Rabossi construye un sentido de “filosofía”, dependiente de la idea de profesión, que explica el uso de esa palabra dentro de la comunidad. Sostiene, además, que los miembros de la secta así aludida también usan ese sentido cuando tratan con los bárbaros, porque si no lo hicieran perderían su reconocimiento público y, con ello, su salario. Pero entonces están obligados a elaborar un sentido de “filosofía” compatible con aquel, en particular, uno que los siga cobijando a todos. Podrían alegar que es una tarea tan difícil (incluso podrían asimilarla al descubrimiento de la naturaleza humana) que necesitan más que los dos siglos o los veinticinco siglos transcurridos en el empeño, que tal vez requieran un lapso indefinido de tiempo para completarla. Pero en este punto Rabossi tiene algo que objetar: ni la eternidad les va a alcanzar. Porque el sentido común de la palabra exige un canon y el que adoptaron los filósofos reclamados profesionales imposibilita aquel logro. Bajo ese Canon no puede haber un sentido filosófico de “filosofía” que los una profesionalmente. Virtualmente cada uno de los rasgos del Canon, según el análisis de Rabossi, lo conducen al desastre. En tal situación, si excluimos una de las opciones más interesantes: el cambio de organización de la comunidad, aparecen enseguida algunas otras: bregar por el destierro de muchas subsectas (quizás todas menos la de uno) y embarcarse, probablemente, en una campaña de concientización pública; admitir la pérdida de la condición profesional y el peligro de la expulsión del paraíso (¡ay!) universitario; modificar el Canon, esto es, encarar el trabajo siempre difícil de trastornar las maneras acostumbradas; cambiar la idea de profesión y trabajar para que los demás lo admitan; encontrar un sustituto de esta idea que permita mantener el reconocimiento público y sus agradables consecuencias.
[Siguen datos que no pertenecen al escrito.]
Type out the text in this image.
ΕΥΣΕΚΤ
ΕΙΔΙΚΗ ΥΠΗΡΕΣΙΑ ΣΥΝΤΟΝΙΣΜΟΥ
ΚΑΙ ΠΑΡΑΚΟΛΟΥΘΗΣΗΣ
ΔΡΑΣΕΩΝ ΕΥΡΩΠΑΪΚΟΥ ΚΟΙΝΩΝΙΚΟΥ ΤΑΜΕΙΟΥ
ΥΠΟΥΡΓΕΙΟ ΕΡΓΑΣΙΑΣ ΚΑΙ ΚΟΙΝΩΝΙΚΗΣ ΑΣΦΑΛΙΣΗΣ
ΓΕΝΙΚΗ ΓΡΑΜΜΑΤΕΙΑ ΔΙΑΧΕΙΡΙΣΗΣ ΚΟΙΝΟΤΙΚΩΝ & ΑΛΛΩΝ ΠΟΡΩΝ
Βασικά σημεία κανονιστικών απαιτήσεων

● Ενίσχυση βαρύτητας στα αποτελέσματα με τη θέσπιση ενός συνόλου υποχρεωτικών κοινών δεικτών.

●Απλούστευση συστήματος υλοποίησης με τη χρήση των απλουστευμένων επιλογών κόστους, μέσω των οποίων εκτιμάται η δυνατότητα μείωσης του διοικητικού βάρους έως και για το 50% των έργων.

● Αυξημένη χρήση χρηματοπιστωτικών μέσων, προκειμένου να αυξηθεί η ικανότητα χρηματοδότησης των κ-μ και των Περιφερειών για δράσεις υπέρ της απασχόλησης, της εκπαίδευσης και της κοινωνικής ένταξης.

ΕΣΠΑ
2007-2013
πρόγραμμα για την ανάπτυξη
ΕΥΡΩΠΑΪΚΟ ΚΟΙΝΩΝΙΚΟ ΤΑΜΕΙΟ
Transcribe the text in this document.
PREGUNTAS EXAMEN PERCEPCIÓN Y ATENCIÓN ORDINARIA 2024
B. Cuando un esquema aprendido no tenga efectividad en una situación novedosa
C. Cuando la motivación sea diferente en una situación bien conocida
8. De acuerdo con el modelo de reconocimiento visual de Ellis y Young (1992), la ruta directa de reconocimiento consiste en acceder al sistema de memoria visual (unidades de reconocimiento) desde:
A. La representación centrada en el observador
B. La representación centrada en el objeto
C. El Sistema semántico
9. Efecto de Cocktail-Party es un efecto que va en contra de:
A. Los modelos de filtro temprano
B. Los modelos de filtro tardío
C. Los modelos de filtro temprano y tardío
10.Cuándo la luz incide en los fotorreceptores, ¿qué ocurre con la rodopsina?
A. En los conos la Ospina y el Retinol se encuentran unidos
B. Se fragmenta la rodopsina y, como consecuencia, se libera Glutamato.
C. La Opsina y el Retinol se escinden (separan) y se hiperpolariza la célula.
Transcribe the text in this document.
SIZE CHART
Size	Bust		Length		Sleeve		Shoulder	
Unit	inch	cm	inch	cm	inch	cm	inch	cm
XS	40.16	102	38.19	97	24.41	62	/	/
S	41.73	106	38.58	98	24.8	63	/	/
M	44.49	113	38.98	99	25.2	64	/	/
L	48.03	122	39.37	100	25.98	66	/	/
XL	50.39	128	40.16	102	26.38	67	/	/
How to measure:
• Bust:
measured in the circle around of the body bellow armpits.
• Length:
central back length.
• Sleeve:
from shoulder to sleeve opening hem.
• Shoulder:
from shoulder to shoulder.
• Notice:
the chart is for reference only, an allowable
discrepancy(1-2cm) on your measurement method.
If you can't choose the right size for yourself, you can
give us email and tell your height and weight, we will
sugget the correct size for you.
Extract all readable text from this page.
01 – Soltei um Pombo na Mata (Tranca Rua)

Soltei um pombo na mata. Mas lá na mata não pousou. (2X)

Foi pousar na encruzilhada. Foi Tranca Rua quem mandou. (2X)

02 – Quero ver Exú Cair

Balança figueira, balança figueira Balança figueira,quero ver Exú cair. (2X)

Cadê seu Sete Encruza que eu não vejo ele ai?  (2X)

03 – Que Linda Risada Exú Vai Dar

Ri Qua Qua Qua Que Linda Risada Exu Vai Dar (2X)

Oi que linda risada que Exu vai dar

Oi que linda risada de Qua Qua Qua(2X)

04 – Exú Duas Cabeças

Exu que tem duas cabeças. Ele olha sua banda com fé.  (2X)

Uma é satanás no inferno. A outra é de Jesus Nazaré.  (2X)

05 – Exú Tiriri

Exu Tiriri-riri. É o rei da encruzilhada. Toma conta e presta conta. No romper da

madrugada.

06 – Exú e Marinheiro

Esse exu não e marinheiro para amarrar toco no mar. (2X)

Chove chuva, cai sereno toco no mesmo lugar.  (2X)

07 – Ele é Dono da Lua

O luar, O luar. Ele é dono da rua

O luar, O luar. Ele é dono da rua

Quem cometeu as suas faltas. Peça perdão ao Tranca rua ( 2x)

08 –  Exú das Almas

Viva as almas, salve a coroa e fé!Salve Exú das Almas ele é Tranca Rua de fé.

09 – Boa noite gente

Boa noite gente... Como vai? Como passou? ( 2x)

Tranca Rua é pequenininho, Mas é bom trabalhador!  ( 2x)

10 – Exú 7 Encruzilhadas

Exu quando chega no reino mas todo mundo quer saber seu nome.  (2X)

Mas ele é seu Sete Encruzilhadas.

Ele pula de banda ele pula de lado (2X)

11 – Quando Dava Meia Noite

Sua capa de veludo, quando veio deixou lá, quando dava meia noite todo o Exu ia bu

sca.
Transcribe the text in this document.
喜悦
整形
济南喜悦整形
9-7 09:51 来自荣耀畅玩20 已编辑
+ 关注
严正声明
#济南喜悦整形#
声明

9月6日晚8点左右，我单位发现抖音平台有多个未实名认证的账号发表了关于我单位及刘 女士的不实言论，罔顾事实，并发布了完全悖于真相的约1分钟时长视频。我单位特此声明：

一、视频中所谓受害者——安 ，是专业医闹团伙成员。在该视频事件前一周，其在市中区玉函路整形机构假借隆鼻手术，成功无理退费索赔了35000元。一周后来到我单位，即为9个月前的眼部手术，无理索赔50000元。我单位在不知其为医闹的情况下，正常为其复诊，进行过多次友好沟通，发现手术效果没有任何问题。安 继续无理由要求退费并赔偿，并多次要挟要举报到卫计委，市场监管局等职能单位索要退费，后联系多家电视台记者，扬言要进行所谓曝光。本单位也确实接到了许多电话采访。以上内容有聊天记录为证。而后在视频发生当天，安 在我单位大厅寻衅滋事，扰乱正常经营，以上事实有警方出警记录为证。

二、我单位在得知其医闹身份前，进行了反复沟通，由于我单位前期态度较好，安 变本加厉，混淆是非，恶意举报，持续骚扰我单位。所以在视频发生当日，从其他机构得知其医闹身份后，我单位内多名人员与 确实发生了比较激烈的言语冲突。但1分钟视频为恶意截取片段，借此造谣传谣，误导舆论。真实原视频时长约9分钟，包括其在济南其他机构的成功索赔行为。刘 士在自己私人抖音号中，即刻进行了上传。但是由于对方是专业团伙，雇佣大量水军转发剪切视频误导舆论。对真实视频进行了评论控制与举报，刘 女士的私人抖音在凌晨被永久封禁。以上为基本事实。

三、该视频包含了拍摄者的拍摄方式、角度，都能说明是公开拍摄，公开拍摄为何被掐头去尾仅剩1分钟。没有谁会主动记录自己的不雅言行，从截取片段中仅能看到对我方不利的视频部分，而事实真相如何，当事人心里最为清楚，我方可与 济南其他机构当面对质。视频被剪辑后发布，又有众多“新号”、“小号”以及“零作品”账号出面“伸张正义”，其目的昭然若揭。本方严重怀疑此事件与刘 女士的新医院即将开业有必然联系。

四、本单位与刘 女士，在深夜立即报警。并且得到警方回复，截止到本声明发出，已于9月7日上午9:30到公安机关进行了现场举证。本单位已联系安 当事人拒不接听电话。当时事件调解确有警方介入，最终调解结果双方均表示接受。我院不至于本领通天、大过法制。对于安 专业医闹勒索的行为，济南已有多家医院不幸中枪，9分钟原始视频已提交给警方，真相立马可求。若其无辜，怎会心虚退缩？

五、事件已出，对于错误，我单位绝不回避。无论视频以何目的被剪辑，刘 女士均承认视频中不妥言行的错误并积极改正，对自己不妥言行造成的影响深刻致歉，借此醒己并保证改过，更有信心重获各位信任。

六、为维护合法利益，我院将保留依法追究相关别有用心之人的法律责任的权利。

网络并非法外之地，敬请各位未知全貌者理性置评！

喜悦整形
La tesis de Rabossi, en la versión extrema que acabo de presentar, depende, entre otras, de dos cosas: que su identificación del Canon sea correcta y que el Canon, en efecto, implique la anormalidad disciplinal. Concediendo muchos de sus puntos, en honor a la brevedad y a mi ignorancia, trataré de ver si es posible sostener: (1) que las críticas que Rabossi formula a cada uno de los preceptos del Canon tal como lo reconstruye (en adelante CR) no ofrecen una base suficiente para mostrar su fracaso, (2) que CR merece algún reparo en tanto se presente como destilado conceptual de la práctica efectiva que en los últimos dos siglos se considera filosofía y (3) que cuando CR se repara para que sea el Canon genuino, implica la anomalía disciplinal perpetua. También compartiré, en buena medida, lo que me parece Rabossi, cautelosamente, propone: buscar “una concepción del quehacer filosófico que dé cabida al pluralismo doctrinario y permita superar, al mismo tiempo, el problema del disenso” (p. 207), “una manera distinta de pensar la filosofía” (p. 213) que, presumiblemente, la haga digna de aliento público.